Firings. Like from a reality TV show.

It was the best of times, it was the worst of times. Your company has performed horribly, and it needs to cut costs just to pay the interest on the debt it owes, so it must reduce its workforce, and it fires everyone not in a core position. What is “core”? Well, at Ford, the people who make the engines are core. The secretary to the person who lobbies the gov to say nice things about Ford cars...she’s not core. As the man said, “You’re fired.”

Reductions in Force happen when things go awry, and companies must scramble simply to pay the rent. Tough times, but welcome to the NFL. (Shareholders are No Friend to Labor. They just want good investment returns).

Reductions in Force happen for other reasons as well. Think: some natty combination of robots replacing union workers more efficiently, and/or the spread in costs between manufacturing your whoopee cushions in Chicago versus making them in Beijing. Have a big spread in costs? When the robots can do the job better, cheaper, faster than the humans, why wouldn't a company replace the union workers? At some point, some shark manager will ask why we are fighting this difficult fight. "Let’s move production overseas." And when that goes smoothly, the company usually induces a gigantic reduction in force, ending the jobs of some multiple thousand whoopee cushion makers, or WCMs, as they call them in the biz.

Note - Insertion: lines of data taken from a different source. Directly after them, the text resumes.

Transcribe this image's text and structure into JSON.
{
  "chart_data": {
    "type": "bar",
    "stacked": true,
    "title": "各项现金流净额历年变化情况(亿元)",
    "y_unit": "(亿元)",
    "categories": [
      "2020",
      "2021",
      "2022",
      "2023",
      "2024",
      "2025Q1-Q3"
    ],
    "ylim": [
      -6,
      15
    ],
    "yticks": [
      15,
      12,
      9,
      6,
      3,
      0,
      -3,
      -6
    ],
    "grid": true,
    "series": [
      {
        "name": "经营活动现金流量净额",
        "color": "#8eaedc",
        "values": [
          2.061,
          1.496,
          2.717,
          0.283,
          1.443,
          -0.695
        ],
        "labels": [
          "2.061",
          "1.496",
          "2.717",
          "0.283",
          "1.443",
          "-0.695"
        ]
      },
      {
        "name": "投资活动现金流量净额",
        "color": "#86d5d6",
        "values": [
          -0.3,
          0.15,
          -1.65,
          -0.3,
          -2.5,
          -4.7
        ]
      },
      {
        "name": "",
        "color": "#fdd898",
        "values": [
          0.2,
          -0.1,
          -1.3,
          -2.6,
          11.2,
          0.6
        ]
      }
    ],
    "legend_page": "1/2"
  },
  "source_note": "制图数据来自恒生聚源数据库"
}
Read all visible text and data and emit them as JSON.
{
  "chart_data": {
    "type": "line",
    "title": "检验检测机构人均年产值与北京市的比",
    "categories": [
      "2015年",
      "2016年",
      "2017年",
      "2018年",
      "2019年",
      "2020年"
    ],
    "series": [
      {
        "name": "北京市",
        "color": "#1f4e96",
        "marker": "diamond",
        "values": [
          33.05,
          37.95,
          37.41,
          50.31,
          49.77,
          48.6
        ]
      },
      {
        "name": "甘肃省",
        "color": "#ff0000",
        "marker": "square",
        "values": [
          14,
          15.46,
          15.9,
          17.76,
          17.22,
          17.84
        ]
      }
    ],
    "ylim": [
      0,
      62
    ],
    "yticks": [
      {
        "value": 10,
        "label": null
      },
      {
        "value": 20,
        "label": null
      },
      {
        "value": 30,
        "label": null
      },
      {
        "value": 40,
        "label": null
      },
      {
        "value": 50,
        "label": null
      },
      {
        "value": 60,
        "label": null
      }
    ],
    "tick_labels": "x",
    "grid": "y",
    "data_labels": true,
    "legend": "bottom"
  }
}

Work forces are obviously a heated topic among politicians, as most fired workers generally don’t vote for “more of the same.” Because we live in such a litigious society today, firing any individual worker could lead to an ugly lawsuit for a variety of reasons, as one of them might exist in one form or another as what is called a “protected class.” And those classes comprise subsets of gender, sexual preference, ethnicity, race, age, and myriad other classes, including, yes, mermaids.

So when a giant Reduction in Force happens, and essentially everyone in a group is fired, the risk of these kinds of lawsuits is dramatically mitigated. But it’s sad in any way, shape, or form. RIFs aren’t fun for anyone.

And, well, additionally, everyone really loved Martha the PR secretary, who had been at the company for 27 years, and never forgot a birthday. Unfortunately, the world got rough for Martha, and she had to go, too. At the end of the day, shareholders own the company, and it’s their call as to how they want it run.

There is no crying in baseball…but lots of crying when there’s a RIF.